The Last Wolf and Wildcats

Some time in the late 17th century, the last wolf in Angus stravaiged through Glen Lethnot, devouring many sheep there.  One evening a servant girl was sent by her master to sift a melder of corn at Glascarry Mill.  The task was so exhausting that, on her return journey, she lay down on a grassy bank and fell fast asleep.  Next morning she woke to find a huge, shaggy wolf sleeping beside her.  Worse still, it lay on a fold of her clothing, preventing her from getting up.  But she carefully managed to extricate herself, leaving her dress behind, and ran to raise the warning at the nearest farmhouse.  A crowd accompanied her back to where the wold had been, but all they found was the abandoned dress, ripped to shreds.  The party scoured the glen and finally located the wolf on the Hill of Wirren.  There was a fierce struggle and the beast was eventually slain by one Robert of Nathro, who later married the young maid.

    Places-names in  upland Angus show there was once a sizeable wolf population in the wild places.  There is a hill named Wolf Craig in Glen Lee and a Wolf Hill near Loch Brandy, and there is also a burn called Wolf Grain.  Meanwhile the deserted fishing village of Usan, south of Montrose, was called Wolfishavyn in 1512 and Howlshavin in 1496.

    While wolves may have gone, that other ferocious - if sadly endangered - creature the Wild Cat -still clings on in the remote nooks and corries of upland Angus.  I had a strange encounter with these animals while camping out in a bivvy bag one summer night twenty odd years ago. Sleeping on a high saddle of land between two hills above Glen Prosen, I was woken  by a strange sound which sounded like a cross between a steam powered machine and a highly displeased animal.  More disconcertingly, the sound seemed to circle me in the darkness, coming nearer and nearer.  That was the end of sleep for that night.  When dawn starting inching upwards, I eventually saw two crouching beasts in the middle distance and recognised them as Wild Casts, who seemed to be watching me intently, wondering what I was doing in the middle of their territory.  I had a disposable camera with me and took a flash picture of the pair.  The animal furthest behind ran off immediately, but the other one waited a menacing thirty seconds before it bounded away after the other, down an impossibly steep slope.  Sadly, I lost the camera before I had the chance to develop the picture.
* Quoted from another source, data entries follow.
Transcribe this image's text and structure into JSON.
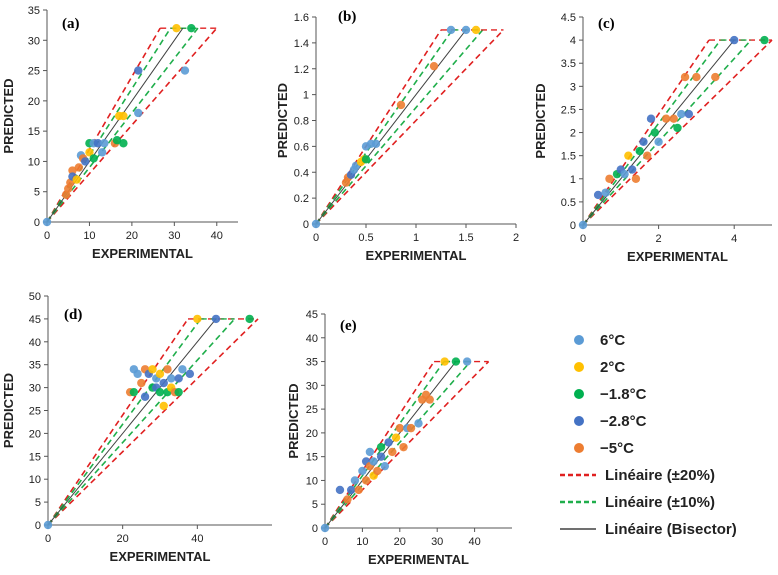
{
  "legend": {
    "entries": [
      {
        "label": "6°C",
        "kind": "dot",
        "color": "#5b9bd5"
      },
      {
        "label": "2°C",
        "kind": "dot",
        "color": "#ffc000"
      },
      {
        "label": "−1.8°C",
        "kind": "dot",
        "color": "#00b050"
      },
      {
        "label": "−2.8°C",
        "kind": "dot",
        "color": "#4472c4"
      },
      {
        "label": "−5°C",
        "kind": "dot",
        "color": "#ed7d31"
      },
      {
        "label": "Linéaire (±20%)",
        "kind": "dash",
        "color": "#e02020"
      },
      {
        "label": "Linéaire (±10%)",
        "kind": "dash",
        "color": "#1fae4b"
      },
      {
        "label": "Linéaire (Bisector)",
        "kind": "solid",
        "color": "#404040"
      }
    ]
  },
  "chart_data": [
    {
      "id": "a",
      "type": "scatter",
      "panel_label": "(a)",
      "xlabel": "EXPERIMENTAL",
      "ylabel": "PREDICTED",
      "xlim": [
        0,
        45
      ],
      "ylim": [
        0,
        35
      ],
      "xticks": [
        0,
        10,
        20,
        30,
        40
      ],
      "yticks": [
        0,
        5,
        10,
        15,
        20,
        25,
        30,
        35
      ],
      "xtick_labels": [
        "0",
        "10",
        "20",
        "30",
        "40"
      ],
      "ytick_labels": [
        "0",
        "5",
        "10",
        "15",
        "20",
        "25",
        "30",
        "35"
      ],
      "line_end": 32,
      "points": [
        {
          "x": 0,
          "y": 0,
          "series": "6°C"
        },
        {
          "x": 4.5,
          "y": 4.5,
          "series": "-5°C"
        },
        {
          "x": 5,
          "y": 5.5,
          "series": "-5°C"
        },
        {
          "x": 5.5,
          "y": 6.5,
          "series": "-5°C"
        },
        {
          "x": 6,
          "y": 8.5,
          "series": "-5°C"
        },
        {
          "x": 6,
          "y": 7.5,
          "series": "-2.8°C"
        },
        {
          "x": 7,
          "y": 7,
          "series": "2°C"
        },
        {
          "x": 7.5,
          "y": 9,
          "series": "-5°C"
        },
        {
          "x": 8,
          "y": 11,
          "series": "6°C"
        },
        {
          "x": 8.5,
          "y": 10.5,
          "series": "-5°C"
        },
        {
          "x": 9,
          "y": 10,
          "series": "-2.8°C"
        },
        {
          "x": 10,
          "y": 13,
          "series": "-1.8°C"
        },
        {
          "x": 10,
          "y": 11.5,
          "series": "2°C"
        },
        {
          "x": 11,
          "y": 13,
          "series": "6°C"
        },
        {
          "x": 11,
          "y": 10.5,
          "series": "-1.8°C"
        },
        {
          "x": 12,
          "y": 13,
          "series": "-2.8°C"
        },
        {
          "x": 13,
          "y": 11.5,
          "series": "6°C"
        },
        {
          "x": 13.5,
          "y": 13,
          "series": "6°C"
        },
        {
          "x": 16,
          "y": 13,
          "series": "-5°C"
        },
        {
          "x": 16.5,
          "y": 13.5,
          "series": "-1.8°C"
        },
        {
          "x": 17,
          "y": 17.5,
          "series": "2°C"
        },
        {
          "x": 18,
          "y": 17.5,
          "series": "2°C"
        },
        {
          "x": 18,
          "y": 13,
          "series": "-1.8°C"
        },
        {
          "x": 21.5,
          "y": 18,
          "series": "6°C"
        },
        {
          "x": 21.5,
          "y": 25,
          "series": "-2.8°C"
        },
        {
          "x": 32.5,
          "y": 25,
          "series": "6°C"
        },
        {
          "x": 30.5,
          "y": 32,
          "series": "2°C"
        },
        {
          "x": 34,
          "y": 32,
          "series": "-1.8°C"
        }
      ]
    },
    {
      "id": "b",
      "type": "scatter",
      "panel_label": "(b)",
      "xlabel": "EXPERIMENTAL",
      "ylabel": "PREDICTED",
      "xlim": [
        0,
        2
      ],
      "ylim": [
        0,
        1.6
      ],
      "xticks": [
        0,
        0.5,
        1,
        1.5,
        2
      ],
      "yticks": [
        0,
        0.2,
        0.4,
        0.6,
        0.8,
        1,
        1.2,
        1.4,
        1.6
      ],
      "xtick_labels": [
        "0",
        "0.5",
        "1",
        "1.5",
        "2"
      ],
      "ytick_labels": [
        "0",
        "0.2",
        "0.4",
        "0.6",
        "0.8",
        "1",
        "1.2",
        "1.4",
        "1.6"
      ],
      "line_end": 1.5,
      "points": [
        {
          "x": 0,
          "y": 0,
          "series": "6°C"
        },
        {
          "x": 0.3,
          "y": 0.32,
          "series": "-5°C"
        },
        {
          "x": 0.32,
          "y": 0.36,
          "series": "-5°C"
        },
        {
          "x": 0.35,
          "y": 0.38,
          "series": "-2.8°C"
        },
        {
          "x": 0.38,
          "y": 0.42,
          "series": "6°C"
        },
        {
          "x": 0.4,
          "y": 0.45,
          "series": "6°C"
        },
        {
          "x": 0.45,
          "y": 0.48,
          "series": "2°C"
        },
        {
          "x": 0.48,
          "y": 0.5,
          "series": "2°C"
        },
        {
          "x": 0.5,
          "y": 0.5,
          "series": "-1.8°C"
        },
        {
          "x": 0.5,
          "y": 0.6,
          "series": "6°C"
        },
        {
          "x": 0.55,
          "y": 0.62,
          "series": "6°C"
        },
        {
          "x": 0.6,
          "y": 0.62,
          "series": "6°C"
        },
        {
          "x": 0.85,
          "y": 0.92,
          "series": "-5°C"
        },
        {
          "x": 1.18,
          "y": 1.22,
          "series": "-5°C"
        },
        {
          "x": 1.35,
          "y": 1.5,
          "series": "6°C"
        },
        {
          "x": 1.5,
          "y": 1.5,
          "series": "6°C"
        },
        {
          "x": 1.6,
          "y": 1.5,
          "series": "2°C"
        }
      ]
    },
    {
      "id": "c",
      "type": "scatter",
      "panel_label": "(c)",
      "xlabel": "EXPERIMENTAL",
      "ylabel": "PREDICTED",
      "xlim": [
        0,
        5
      ],
      "ylim": [
        0,
        4.5
      ],
      "xticks": [
        0,
        2,
        4
      ],
      "yticks": [
        0,
        0.5,
        1,
        1.5,
        2,
        2.5,
        3,
        3.5,
        4,
        4.5
      ],
      "xtick_labels": [
        "0",
        "2",
        "4"
      ],
      "ytick_labels": [
        "0",
        "0.5",
        "1",
        "1.5",
        "2",
        "2.5",
        "3",
        "3.5",
        "4",
        "4.5"
      ],
      "line_end": 4,
      "points": [
        {
          "x": 0,
          "y": 0,
          "series": "6°C"
        },
        {
          "x": 0.4,
          "y": 0.65,
          "series": "-2.8°C"
        },
        {
          "x": 0.6,
          "y": 0.7,
          "series": "6°C"
        },
        {
          "x": 0.7,
          "y": 1,
          "series": "-5°C"
        },
        {
          "x": 0.9,
          "y": 1.1,
          "series": "-1.8°C"
        },
        {
          "x": 1,
          "y": 1.2,
          "series": "-2.8°C"
        },
        {
          "x": 1.1,
          "y": 1.1,
          "series": "6°C"
        },
        {
          "x": 1.2,
          "y": 1.5,
          "series": "2°C"
        },
        {
          "x": 1.3,
          "y": 1.2,
          "series": "-2.8°C"
        },
        {
          "x": 1.4,
          "y": 1,
          "series": "-5°C"
        },
        {
          "x": 1.5,
          "y": 1.6,
          "series": "-1.8°C"
        },
        {
          "x": 1.6,
          "y": 1.8,
          "series": "-2.8°C"
        },
        {
          "x": 1.7,
          "y": 1.5,
          "series": "-5°C"
        },
        {
          "x": 1.8,
          "y": 2.3,
          "series": "-2.8°C"
        },
        {
          "x": 1.9,
          "y": 2,
          "series": "-1.8°C"
        },
        {
          "x": 2,
          "y": 1.8,
          "series": "6°C"
        },
        {
          "x": 2.2,
          "y": 2.3,
          "series": "-5°C"
        },
        {
          "x": 2.4,
          "y": 2.3,
          "series": "-5°C"
        },
        {
          "x": 2.5,
          "y": 2.1,
          "series": "-1.8°C"
        },
        {
          "x": 2.6,
          "y": 2.4,
          "series": "6°C"
        },
        {
          "x": 2.8,
          "y": 2.4,
          "series": "-2.8°C"
        },
        {
          "x": 2.7,
          "y": 3.2,
          "series": "-5°C"
        },
        {
          "x": 3,
          "y": 3.2,
          "series": "-5°C"
        },
        {
          "x": 3.5,
          "y": 3.2,
          "series": "-5°C"
        },
        {
          "x": 4,
          "y": 4,
          "series": "-2.8°C"
        },
        {
          "x": 4.8,
          "y": 4,
          "series": "-1.8°C"
        }
      ]
    },
    {
      "id": "d",
      "type": "scatter",
      "panel_label": "(d)",
      "xlabel": "EXPERIMENTAL",
      "ylabel": "PREDICTED",
      "xlim": [
        0,
        60
      ],
      "ylim": [
        0,
        50
      ],
      "xticks": [
        0,
        20,
        40
      ],
      "yticks": [
        0,
        5,
        10,
        15,
        20,
        25,
        30,
        35,
        40,
        45,
        50
      ],
      "xtick_labels": [
        "0",
        "20",
        "40"
      ],
      "ytick_labels": [
        "0",
        "5",
        "10",
        "15",
        "20",
        "25",
        "30",
        "35",
        "40",
        "45",
        "50"
      ],
      "line_end": 45,
      "points": [
        {
          "x": 0,
          "y": 0,
          "series": "6°C"
        },
        {
          "x": 22,
          "y": 29,
          "series": "-5°C"
        },
        {
          "x": 23,
          "y": 29,
          "series": "-1.8°C"
        },
        {
          "x": 23,
          "y": 34,
          "series": "6°C"
        },
        {
          "x": 24,
          "y": 33,
          "series": "6°C"
        },
        {
          "x": 25,
          "y": 31,
          "series": "-5°C"
        },
        {
          "x": 26,
          "y": 34,
          "series": "-5°C"
        },
        {
          "x": 26,
          "y": 28,
          "series": "-2.8°C"
        },
        {
          "x": 27,
          "y": 33,
          "series": "-2.8°C"
        },
        {
          "x": 28,
          "y": 30,
          "series": "-1.8°C"
        },
        {
          "x": 28,
          "y": 34,
          "series": "2°C"
        },
        {
          "x": 29,
          "y": 32,
          "series": "6°C"
        },
        {
          "x": 29,
          "y": 30,
          "series": "-2.8°C"
        },
        {
          "x": 30,
          "y": 33,
          "series": "2°C"
        },
        {
          "x": 30,
          "y": 29,
          "series": "-1.8°C"
        },
        {
          "x": 31,
          "y": 31,
          "series": "-2.8°C"
        },
        {
          "x": 31,
          "y": 26,
          "series": "2°C"
        },
        {
          "x": 32,
          "y": 34,
          "series": "-5°C"
        },
        {
          "x": 32,
          "y": 29,
          "series": "-1.8°C"
        },
        {
          "x": 33,
          "y": 32,
          "series": "6°C"
        },
        {
          "x": 33,
          "y": 30,
          "series": "2°C"
        },
        {
          "x": 34,
          "y": 29,
          "series": "-5°C"
        },
        {
          "x": 35,
          "y": 32,
          "series": "-2.8°C"
        },
        {
          "x": 35,
          "y": 29,
          "series": "-1.8°C"
        },
        {
          "x": 36,
          "y": 34,
          "series": "6°C"
        },
        {
          "x": 38,
          "y": 33,
          "series": "-2.8°C"
        },
        {
          "x": 40,
          "y": 45,
          "series": "2°C"
        },
        {
          "x": 45,
          "y": 45,
          "series": "-2.8°C"
        },
        {
          "x": 54,
          "y": 45,
          "series": "-1.8°C"
        }
      ]
    },
    {
      "id": "e",
      "type": "scatter",
      "panel_label": "(e)",
      "xlabel": "EXPERIMENTAL",
      "ylabel": "PREDICTED",
      "xlim": [
        0,
        50
      ],
      "ylim": [
        0,
        45
      ],
      "xticks": [
        0,
        10,
        20,
        30,
        40
      ],
      "yticks": [
        0,
        5,
        10,
        15,
        20,
        25,
        30,
        35,
        40,
        45
      ],
      "xtick_labels": [
        "0",
        "10",
        "20",
        "30",
        "40"
      ],
      "ytick_labels": [
        "0",
        "5",
        "10",
        "15",
        "20",
        "25",
        "30",
        "35",
        "40",
        "45"
      ],
      "line_end": 35,
      "points": [
        {
          "x": 0,
          "y": 0,
          "series": "6°C"
        },
        {
          "x": 4,
          "y": 8,
          "series": "-2.8°C"
        },
        {
          "x": 6,
          "y": 6,
          "series": "-5°C"
        },
        {
          "x": 7,
          "y": 8,
          "series": "-2.8°C"
        },
        {
          "x": 8,
          "y": 10,
          "series": "6°C"
        },
        {
          "x": 9,
          "y": 8,
          "series": "-5°C"
        },
        {
          "x": 10,
          "y": 12,
          "series": "6°C"
        },
        {
          "x": 11,
          "y": 10,
          "series": "-5°C"
        },
        {
          "x": 11,
          "y": 14,
          "series": "-2.8°C"
        },
        {
          "x": 12,
          "y": 16,
          "series": "6°C"
        },
        {
          "x": 12,
          "y": 13,
          "series": "-5°C"
        },
        {
          "x": 13,
          "y": 11,
          "series": "2°C"
        },
        {
          "x": 13,
          "y": 14,
          "series": "6°C"
        },
        {
          "x": 14,
          "y": 12,
          "series": "-5°C"
        },
        {
          "x": 15,
          "y": 15,
          "series": "-2.8°C"
        },
        {
          "x": 15,
          "y": 17,
          "series": "-1.8°C"
        },
        {
          "x": 16,
          "y": 13,
          "series": "6°C"
        },
        {
          "x": 17,
          "y": 18,
          "series": "-2.8°C"
        },
        {
          "x": 18,
          "y": 16,
          "series": "-5°C"
        },
        {
          "x": 19,
          "y": 19,
          "series": "2°C"
        },
        {
          "x": 20,
          "y": 21,
          "series": "-5°C"
        },
        {
          "x": 21,
          "y": 17,
          "series": "-5°C"
        },
        {
          "x": 22,
          "y": 21,
          "series": "6°C"
        },
        {
          "x": 23,
          "y": 21,
          "series": "-5°C"
        },
        {
          "x": 25,
          "y": 22,
          "series": "6°C"
        },
        {
          "x": 26,
          "y": 27,
          "series": "-5°C"
        },
        {
          "x": 27,
          "y": 28,
          "series": "-5°C"
        },
        {
          "x": 28,
          "y": 27,
          "series": "-5°C"
        },
        {
          "x": 32,
          "y": 35,
          "series": "2°C"
        },
        {
          "x": 35,
          "y": 35,
          "series": "-1.8°C"
        },
        {
          "x": 38,
          "y": 35,
          "series": "6°C"
        }
      ]
    }
  ]
}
    In 1817 a deer-stalker named Charles Duncan was travelling through Glen Doll when he spotted a Wild Cat and decided to shoot it.  As he crept closer, he lost his footing and his prey sprang away.  Dazed, Duncan looked up and was astonished to see that his surroundings had utterly changed.  Instead of an expanse of heather, he found himself in an overgrown kirkyard.  He was even more surprised to see an open coffin lying on the ground.  It contained a corpse which the stalker recognised as an older version of himself.  An inscription on the adjacent coffin lid stated his name, age and date of his death:  21st September, 1848, aged eighty-three.  The horrified Duncan swiftly ran away and afterwards avoided the place.  It hardly needs to be added that Charles Duncan died on the very day which his vision decreed.